CASTINE — A delayed winter sports season is in the cards for athletes at five Maine universities — for now.
On Friday, the North Atlantic Conference announced tentative plans to offer winter sports later in the spring semester. The announcement keeps hopes of a 2021 season alive for athletes at Maine Maritime Academy, Husson University, Thomas College, the University of Maine at Farmington, the University of Maine at Presque Isle and seven other universities in New York and Vermont.
“I want to thank the NAC presidents, vice presidents and athletic administrators for their thoughtful leadership in such a difficult time,” said NAC Commissioner Marcella Zalot. “They are juggling so many issues on campus. The presidents’ decisions today respect the individuality and unique needs of each institution, which is a hallmark of our conference.”
As was the case with most college athletic conferences around the country, the NAC has been on hiatus from competition since March. The league had concluded its 2019-20 basketball season in late February before canceling baseball, softball, lacrosse, men’s tennis and track in the spring and soccer, field hockey, volleyball, cross-country, golf and women’s tennis in the fall.
Traditionally, the NAC has offered just men’s and women’s basketball during the winter. Yet the conference is set to expand that offering with the introduction of men’s and women’s swimming and diving should the conference receive the green light for a 2021 winter season. The first meet is tentatively scheduled for March 13-14.
“We’re looking at an invitational-style meet, most likely one in two different locations,” MMA Athletic Director Steve Peed said. “As it stands right now, we would go to Husson, the three New York schools would go to Cazenovia, and then we’d rank out the times.”
The NAC’s basketball season is scheduled to begin Jan. 29, though those dates remain “on hold,” according to the conference. Peed told The American that MMA and three other NAC schools will not be participating in the conference basketball slate.
In lieu of conference play, Peed said, MMA will look to offer basketball over a five-week stretch beginning in March. The school plans to provide sporting opportunities for its fall athletes over the same time period.

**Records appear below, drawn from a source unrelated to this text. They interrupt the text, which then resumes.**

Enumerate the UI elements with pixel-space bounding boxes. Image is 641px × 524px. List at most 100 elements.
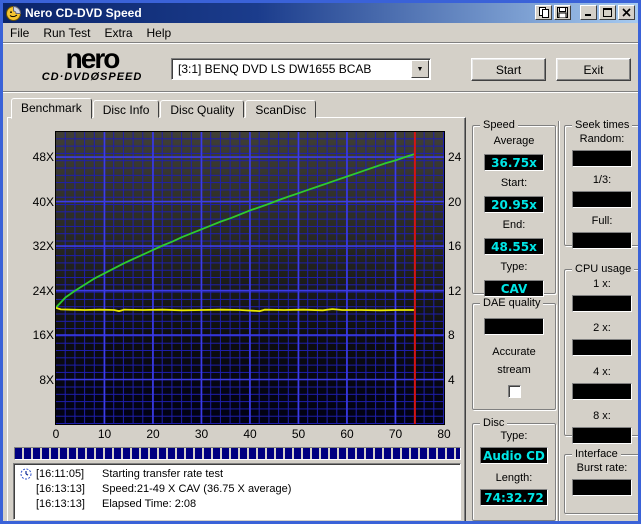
y-left-tick-label: 48X	[32, 150, 54, 165]
start-button[interactable]: Start	[471, 58, 546, 81]
log-text: Speed:21-49 X CAV (36.75 X average)	[102, 483, 292, 495]
dae-quality-value	[484, 318, 544, 335]
disc-type-label: Type:	[500, 430, 528, 442]
log-time: [16:11:05]	[36, 468, 85, 480]
minimize-icon	[584, 14, 591, 16]
log-clock-icon	[20, 468, 32, 480]
cpu-8x-value	[572, 427, 632, 444]
x-axis-tick-label: 0	[52, 427, 60, 441]
speed-group: Speed Average 36.75x Start: 20.95x End: …	[472, 119, 556, 297]
log-text: Starting transfer rate test	[102, 468, 224, 480]
y-left-tick-label: 40X	[32, 194, 54, 209]
speed-average-label: Average	[493, 135, 535, 147]
speed-type-value: CAV	[484, 280, 544, 297]
tab-disc-info[interactable]: Disc Info	[92, 100, 160, 118]
seek-third-value	[572, 191, 632, 208]
cd-dvd-speed-logo-text: CD·DVDØSPEED	[41, 71, 143, 83]
x-axis: 0 10 20 30 40 50 60 70 80	[52, 427, 451, 441]
save-icon	[557, 7, 568, 18]
speed-start-label: Start:	[500, 177, 528, 189]
menu-help[interactable]: Help	[140, 24, 179, 42]
burst-rate-label: Burst rate:	[576, 462, 628, 474]
disc-length-label: Length:	[495, 472, 533, 484]
nero-logo-text: nero	[65, 43, 121, 74]
drive-select[interactable]: [3:1] BENQ DVD LS DW1655 BCAB ▼	[171, 58, 431, 80]
seek-third-label: 1/3:	[592, 174, 612, 186]
cpu-4x-value	[572, 383, 632, 400]
y-left-tick-label: 8X	[39, 372, 54, 387]
seek-full-value	[572, 232, 632, 249]
log-entry: [16:13:13] Elapsed Time: 2:08	[20, 497, 460, 512]
accurate-stream-checkbox[interactable]	[507, 385, 521, 398]
close-button[interactable]	[618, 5, 635, 20]
disc-type-value: Audio CD	[480, 447, 548, 464]
interface-group-title: Interface	[572, 448, 621, 460]
maximize-icon	[603, 8, 612, 17]
y-right-tick-label: 24	[448, 150, 462, 165]
speed-average-value: 36.75x	[484, 154, 544, 171]
cpu-1x-label: 1 x:	[593, 278, 611, 290]
cpu-1x-value	[572, 295, 632, 312]
x-axis-tick-label: 70	[388, 427, 403, 441]
tab-scandisc[interactable]: ScanDisc	[245, 100, 317, 118]
y-axis-left: 48X 40X 32X 24X 16X 8X	[32, 132, 54, 424]
speed-start-value: 20.95x	[484, 196, 544, 213]
seek-random-label: Random:	[579, 133, 625, 145]
copy-icon	[538, 7, 549, 18]
nero-logo: nero CD·DVDØSPEED	[17, 43, 167, 84]
log-entry: [16:11:05] Starting transfer rate test	[20, 467, 460, 482]
seek-full-label: Full:	[591, 215, 613, 227]
accurate-stream-label-line1: Accurate	[492, 346, 536, 358]
cpu-2x-label: 2 x:	[593, 322, 611, 334]
copy-to-clipboard-button[interactable]	[535, 5, 552, 20]
burst-rate-value	[572, 479, 632, 496]
header-divider	[3, 91, 638, 93]
x-axis-tick-label: 10	[97, 427, 112, 441]
seek-times-group-title: Seek times	[572, 119, 633, 131]
x-axis-tick-label: 20	[146, 427, 160, 441]
menu-file[interactable]: File	[3, 24, 36, 42]
panel-column-divider	[558, 121, 560, 521]
drive-select-value: [3:1] BENQ DVD LS DW1655 BCAB	[178, 62, 372, 76]
seek-random-value	[572, 150, 632, 167]
y-axis-right: 24 20 16 12 8 4	[448, 132, 472, 424]
maximize-button[interactable]	[599, 5, 616, 20]
chevron-down-icon[interactable]: ▼	[411, 60, 429, 78]
x-axis-tick-label: 50	[291, 427, 306, 441]
progress-bar	[14, 447, 461, 460]
minimize-button[interactable]	[580, 5, 597, 20]
nero-cd-smiley-icon	[6, 5, 21, 21]
title-bar[interactable]: Nero CD-DVD Speed	[3, 3, 638, 23]
log-text: Elapsed Time: 2:08	[102, 498, 197, 510]
dae-quality-group-title: DAE quality	[480, 297, 544, 309]
menu-extra[interactable]: Extra	[97, 24, 139, 42]
seek-times-group: Seek times Random: 1/3: Full:	[564, 119, 638, 249]
cpu-8x-label: 8 x:	[593, 410, 611, 422]
tab-disc-quality[interactable]: Disc Quality	[160, 100, 245, 118]
accurate-stream-label-line2: stream	[497, 364, 531, 376]
status-log[interactable]: [16:11:05] Starting transfer rate test […	[13, 463, 461, 520]
tab-benchmark[interactable]: Benchmark	[11, 98, 92, 119]
exit-button[interactable]: Exit	[556, 58, 631, 81]
speed-group-title: Speed	[480, 119, 518, 131]
y-left-tick-label: 32X	[32, 239, 54, 254]
speed-end-value: 48.55x	[484, 238, 544, 255]
dae-quality-group: DAE quality Accurate stream	[472, 297, 556, 410]
save-button[interactable]	[554, 5, 571, 20]
log-time: [16:13:13]	[36, 483, 85, 495]
menu-bar: File Run Test Extra Help	[3, 23, 638, 43]
y-right-tick-label: 16	[448, 239, 462, 254]
speed-type-label: Type:	[500, 261, 528, 273]
y-left-tick-label: 16X	[32, 328, 54, 342]
disc-group: Disc Type: Audio CD Length: 74:32.72	[472, 417, 556, 521]
cpu-usage-group: CPU usage 1 x: 2 x: 4 x: 8 x:	[564, 263, 638, 444]
interface-group: Interface Burst rate:	[564, 448, 638, 514]
window-title: Nero CD-DVD Speed	[25, 6, 142, 20]
disc-length-value: 74:32.72	[480, 489, 548, 506]
speed-end-label: End:	[502, 219, 526, 231]
menu-run-test[interactable]: Run Test	[36, 24, 97, 42]
log-time: [16:13:13]	[36, 498, 85, 510]
y-right-tick-label: 12	[448, 283, 462, 298]
x-axis-tick-label: 30	[194, 427, 209, 441]
y-right-tick-label: 8	[448, 328, 455, 342]
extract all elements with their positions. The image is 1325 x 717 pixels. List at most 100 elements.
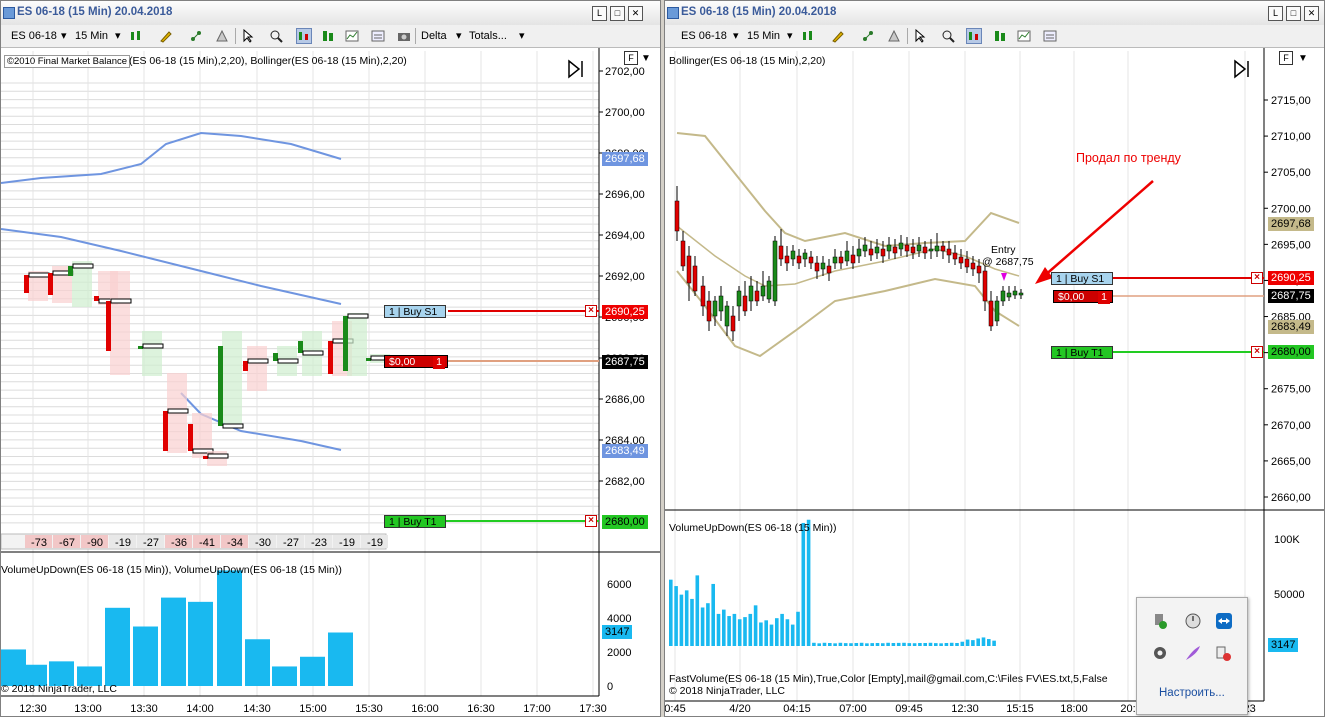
zoom-icon[interactable] — [941, 29, 955, 43]
candle-body — [218, 346, 223, 426]
position-box[interactable]: $0,00 1 — [1053, 290, 1113, 304]
pointer-icon[interactable] — [913, 29, 927, 43]
target-order-box[interactable]: 1 | Buy T1 — [1051, 346, 1113, 359]
properties-icon[interactable] — [1017, 29, 1031, 43]
order-flow-icon[interactable] — [321, 29, 335, 43]
strategy-icon[interactable] — [215, 29, 229, 43]
chart-style-icon[interactable] — [801, 29, 815, 43]
time-axis-label: 13:00 — [74, 703, 102, 715]
dropdown-arrow-icon[interactable]: ▾ — [733, 28, 739, 44]
dropdown-arrow-icon[interactable]: ▾ — [115, 28, 121, 44]
cancel-target-close-icon[interactable]: × — [585, 515, 597, 527]
restore-button[interactable]: L — [592, 6, 607, 21]
cancel-target-close-icon[interactable]: × — [1251, 346, 1263, 358]
volume-bar — [245, 639, 270, 686]
delta-value: -23 — [311, 537, 327, 549]
network-error-icon[interactable] — [1215, 644, 1233, 662]
chevron-down-icon[interactable]: ▼ — [641, 53, 651, 64]
stop-order-qty: 1 — [389, 306, 395, 318]
candle-body — [730, 315, 736, 332]
delta-dropdown[interactable]: Delta — [421, 28, 447, 44]
format-button[interactable]: F — [1279, 51, 1293, 65]
play-forward-icon[interactable] — [567, 59, 593, 79]
play-forward-icon[interactable] — [1233, 59, 1259, 79]
chart-trader-icon[interactable] — [966, 28, 982, 44]
stop-order-box[interactable]: 1 | Buy S1 — [1051, 272, 1113, 285]
volume-bar — [161, 597, 186, 686]
data-box-icon[interactable] — [371, 29, 385, 43]
close-button[interactable]: ✕ — [628, 6, 643, 21]
delta-value: -36 — [171, 537, 187, 549]
close-button[interactable]: ✕ — [1304, 6, 1319, 21]
candle-body — [922, 246, 928, 254]
volume-bar — [769, 624, 774, 646]
time-axis-label: 09:45 — [895, 703, 923, 715]
entry-arrow-icon — [1001, 273, 1007, 281]
camera-icon[interactable] — [397, 29, 411, 43]
indicators-icon[interactable] — [861, 29, 875, 43]
candle-body — [1006, 292, 1012, 298]
cancel-stop-close-icon[interactable]: × — [1251, 272, 1263, 284]
volume-bar — [881, 643, 885, 646]
gear-icon[interactable] — [1151, 644, 1169, 662]
usb-safe-remove-icon[interactable] — [1151, 612, 1169, 630]
totals-button[interactable]: Totals... — [469, 28, 507, 44]
candle-open-marker — [167, 408, 189, 414]
right-title-bar[interactable]: ES 06-18 (15 Min) 20.04.2018 L □ ✕ — [665, 1, 1324, 26]
chart-trader-icon[interactable] — [296, 28, 312, 44]
restore-button[interactable]: L — [1268, 6, 1283, 21]
instrument-selector[interactable]: ES 06-18 — [11, 28, 57, 44]
format-button[interactable]: F — [624, 51, 638, 65]
instrument-selector[interactable]: ES 06-18 — [681, 28, 727, 44]
order-flow-icon[interactable] — [993, 29, 1007, 43]
maximize-button[interactable]: □ — [610, 6, 625, 21]
candle-body — [910, 246, 916, 254]
customize-link[interactable]: Настроить... — [1159, 687, 1225, 699]
zoom-icon[interactable] — [269, 29, 283, 43]
strategy-icon[interactable] — [887, 29, 901, 43]
candle-body — [832, 256, 838, 264]
properties-icon[interactable] — [345, 29, 359, 43]
dropdown-arrow-icon[interactable]: ▾ — [456, 28, 462, 44]
cancel-stop-close-icon[interactable]: × — [585, 305, 597, 317]
target-order-box[interactable]: 1 | Buy T1 — [384, 515, 446, 528]
candle-body — [886, 244, 892, 252]
indicators-icon[interactable] — [189, 29, 203, 43]
upper-band-tag: 2697,68 — [1268, 217, 1314, 231]
candle-body — [958, 256, 964, 264]
annotation-arrow — [1042, 180, 1154, 278]
candle-body — [862, 244, 868, 252]
volume-bar — [923, 643, 927, 646]
time-axis-label: 13:30 — [130, 703, 158, 715]
left-title-bar[interactable]: ES 06-18 (15 Min) 20.04.2018 L □ ✕ — [1, 1, 660, 26]
candle-open-marker — [222, 423, 244, 429]
candle-body — [706, 300, 712, 322]
delta-value: -73 — [31, 537, 47, 549]
data-box-icon[interactable] — [1043, 29, 1057, 43]
stop-order-box[interactable]: 1 | Buy S1 — [384, 305, 446, 318]
dropdown-arrow-icon[interactable]: ▾ — [787, 28, 793, 44]
draw-pencil-icon[interactable] — [831, 29, 845, 43]
pointer-icon[interactable] — [241, 29, 255, 43]
position-box[interactable]: $0,00 1 — [384, 355, 448, 369]
dropdown-arrow-icon[interactable]: ▾ — [519, 28, 525, 44]
dropdown-arrow-icon[interactable]: ▾ — [61, 28, 67, 44]
left-price-chart[interactable]: 2702,002700,002698,002696,002694,002692,… — [1, 48, 661, 717]
teamviewer-icon[interactable] — [1215, 612, 1233, 630]
interval-selector[interactable]: 15 Min — [75, 28, 108, 44]
last-price-tag: 2687,75 — [1268, 289, 1314, 303]
price-axis-label: 2660,00 — [1271, 492, 1311, 504]
volume-bar — [859, 642, 864, 646]
chevron-down-icon[interactable]: ▼ — [1298, 53, 1308, 64]
maximize-button[interactable]: □ — [1286, 6, 1301, 21]
candle-body — [802, 252, 808, 260]
draw-pencil-icon[interactable] — [159, 29, 173, 43]
volume-bar — [684, 590, 689, 646]
volume-bar — [801, 522, 806, 646]
time-axis-label: 17:30 — [579, 703, 607, 715]
chart-style-icon[interactable] — [129, 29, 143, 43]
interval-selector[interactable]: 15 Min — [747, 28, 780, 44]
candle-body — [712, 300, 718, 317]
clock-sync-icon[interactable] — [1184, 612, 1202, 630]
feather-icon[interactable] — [1184, 644, 1202, 662]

“We took a look at where we were and what we had left in our budget for the year for athletics and talked as a department what our goals were,” Peed said. “With the calendar in front of us, we decided that the best thing we could do would be to try to get games in for all of our sports.”
Offering fall sports on a limited basis throughout the early spring was an idea that had also been floated by NAC university presidents, according to the conference’s release. If such an opportunity presents itself come March and April, Peed said, Maine universities would most likely be restricted to competition against in-state opponents.
“For me, the most realistic path I could see to any sort of competition in realistic fashion is within the state of Maine, where we’re all singing from the same sheet of music in terms of what we’re looking at with regulations,” Peed said. “When we talk with schools in Vermont or New York, they have different regulations than Maine does, and that’s a big challenge.”
The NAC will wait until January to make a final decision on winter sports. In a statement, Presidents’ Council Chairman and UMPI President Ray Rice said that the conference is “cautiously optimistic that the worrisome trend we are seeing nationally right now will change course in a way that allows for safe athletic competition.”
“The coronavirus will ultimately determine the fate of winter sports in the NAC,” Rice said. “We are committed to providing student athletes with an opportunity to play their sport if it is safe for them and our campuses and wider communities to do so.”